After noting the planned “stress test” for European banks, Tett wrote:

But on the other side of the Atlantic, there is another black hole which badly needs to be discussed – this time in America’s huge government-sponsored enterprises, such as the housing giants Fannie Mae and Freddie Mac, and the interlinked Ginnie Mae and the Federal Housing

So far this year, this GSE issue has attracted scant political attention. Indeed – and astonishingly – the 2,300 page financial reform bill that President Barack Obama signed this week barely mentions these institutions at all.
She notes that the US has already spent $145b of taxpayer money to bail out Fannie and Freddie. However, given the large and ongoing exposure of both Fannie and Freddie to bad debt, the future bill ranges from a low of $390b (the CBO estimate) to almost a trillion dollars. The reality is, nobody knows.
So is there any chance of seeing a proper “stress test” on this exposure? Or exit strategy?
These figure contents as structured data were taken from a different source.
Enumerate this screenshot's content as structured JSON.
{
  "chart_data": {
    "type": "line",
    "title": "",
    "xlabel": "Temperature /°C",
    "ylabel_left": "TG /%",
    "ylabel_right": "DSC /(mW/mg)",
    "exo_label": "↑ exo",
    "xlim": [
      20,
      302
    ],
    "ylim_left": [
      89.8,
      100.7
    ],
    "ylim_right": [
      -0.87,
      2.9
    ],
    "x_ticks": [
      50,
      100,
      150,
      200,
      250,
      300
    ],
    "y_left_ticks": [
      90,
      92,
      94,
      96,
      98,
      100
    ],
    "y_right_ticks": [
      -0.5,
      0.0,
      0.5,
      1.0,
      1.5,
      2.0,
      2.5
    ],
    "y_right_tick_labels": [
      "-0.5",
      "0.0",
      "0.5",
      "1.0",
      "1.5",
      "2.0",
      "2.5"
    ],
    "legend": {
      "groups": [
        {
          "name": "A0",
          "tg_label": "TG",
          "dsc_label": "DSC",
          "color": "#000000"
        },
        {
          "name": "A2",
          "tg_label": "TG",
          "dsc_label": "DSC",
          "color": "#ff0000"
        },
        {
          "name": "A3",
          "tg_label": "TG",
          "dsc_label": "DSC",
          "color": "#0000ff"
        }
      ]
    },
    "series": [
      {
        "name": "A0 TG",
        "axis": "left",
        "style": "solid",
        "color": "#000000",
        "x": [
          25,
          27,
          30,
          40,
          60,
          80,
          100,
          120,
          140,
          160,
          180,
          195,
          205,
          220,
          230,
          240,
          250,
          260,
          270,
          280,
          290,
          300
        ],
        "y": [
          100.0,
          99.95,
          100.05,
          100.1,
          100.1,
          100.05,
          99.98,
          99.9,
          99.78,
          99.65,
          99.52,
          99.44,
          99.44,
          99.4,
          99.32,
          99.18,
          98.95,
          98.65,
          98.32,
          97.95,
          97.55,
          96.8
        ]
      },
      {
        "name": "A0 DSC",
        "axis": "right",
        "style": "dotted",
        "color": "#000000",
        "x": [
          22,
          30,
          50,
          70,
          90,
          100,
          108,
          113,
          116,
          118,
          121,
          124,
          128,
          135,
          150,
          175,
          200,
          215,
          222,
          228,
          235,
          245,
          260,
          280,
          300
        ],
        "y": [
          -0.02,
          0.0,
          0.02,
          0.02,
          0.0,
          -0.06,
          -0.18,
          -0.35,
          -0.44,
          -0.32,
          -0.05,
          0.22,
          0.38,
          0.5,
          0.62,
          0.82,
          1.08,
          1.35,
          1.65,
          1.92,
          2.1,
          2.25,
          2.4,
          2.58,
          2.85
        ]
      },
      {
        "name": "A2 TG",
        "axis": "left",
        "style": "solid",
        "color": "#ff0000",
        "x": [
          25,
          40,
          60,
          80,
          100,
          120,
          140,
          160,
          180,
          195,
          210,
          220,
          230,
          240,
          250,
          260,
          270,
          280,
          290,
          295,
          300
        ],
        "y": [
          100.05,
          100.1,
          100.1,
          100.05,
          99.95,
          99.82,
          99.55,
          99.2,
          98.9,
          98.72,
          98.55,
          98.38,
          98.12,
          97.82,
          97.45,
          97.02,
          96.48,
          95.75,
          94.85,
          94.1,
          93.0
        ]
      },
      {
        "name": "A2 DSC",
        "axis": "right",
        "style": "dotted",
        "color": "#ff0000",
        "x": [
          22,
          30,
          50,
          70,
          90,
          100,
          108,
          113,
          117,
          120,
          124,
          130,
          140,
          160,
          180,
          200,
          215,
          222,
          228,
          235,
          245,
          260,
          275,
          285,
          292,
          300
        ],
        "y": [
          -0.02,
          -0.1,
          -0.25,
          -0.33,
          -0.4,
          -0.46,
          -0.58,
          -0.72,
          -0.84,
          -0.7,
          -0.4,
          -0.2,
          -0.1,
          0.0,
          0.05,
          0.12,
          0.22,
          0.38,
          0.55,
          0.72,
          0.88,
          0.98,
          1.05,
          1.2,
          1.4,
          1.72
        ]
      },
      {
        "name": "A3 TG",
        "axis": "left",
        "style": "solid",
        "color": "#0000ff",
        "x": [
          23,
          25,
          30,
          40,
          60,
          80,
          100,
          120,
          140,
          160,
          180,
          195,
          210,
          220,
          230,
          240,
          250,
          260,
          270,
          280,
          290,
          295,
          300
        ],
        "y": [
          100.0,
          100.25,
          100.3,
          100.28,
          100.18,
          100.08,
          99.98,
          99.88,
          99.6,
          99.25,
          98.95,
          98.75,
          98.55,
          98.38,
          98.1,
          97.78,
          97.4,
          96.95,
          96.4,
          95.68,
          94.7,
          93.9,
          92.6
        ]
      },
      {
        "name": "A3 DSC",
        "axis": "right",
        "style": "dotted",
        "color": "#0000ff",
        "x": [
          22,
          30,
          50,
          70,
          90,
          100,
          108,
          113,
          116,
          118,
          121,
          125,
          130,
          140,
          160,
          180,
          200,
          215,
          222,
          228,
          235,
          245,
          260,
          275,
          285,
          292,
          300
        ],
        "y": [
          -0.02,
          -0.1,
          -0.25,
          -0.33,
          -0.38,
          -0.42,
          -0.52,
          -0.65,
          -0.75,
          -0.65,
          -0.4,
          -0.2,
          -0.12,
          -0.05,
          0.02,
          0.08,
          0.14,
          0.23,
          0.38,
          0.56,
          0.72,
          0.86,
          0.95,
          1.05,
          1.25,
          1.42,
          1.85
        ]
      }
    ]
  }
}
Don’t bet on that soon. … Nevertheless, behind the scenes – and almost against the odds – there is now pressure building for a proper debate.

She notes two alternatives: privatization of the GSEs, or shifting to an explicit (and limited) financial guarantee.

She concludes:
Personally, in an ideal world, I would favour the first set of ideas, namely full privatisation. After all, it seems profoundly bizarre to have the state underpinning housing so deeply, in a country that espouses free market ideals. But, in practical terms, the second route is probably the only realistic platform for reform now. And if the state subsidy could at least be defined – and limited – that would certainly be a vast improvement on the current status quo.

After all, if there is one thing we have learnt in the past two years, it is that sooner or later investors tend to panic when they see a bottomless black hole of losses and fiscal fudge. That is why Europe is doing these stress tests today. But the fact that Washington has not yet learnt that lesson in relation to the GSEs is disappointing, to say the least. There now badly needs to be a proper debate about Fannie and Freddie – if not a public stress test too.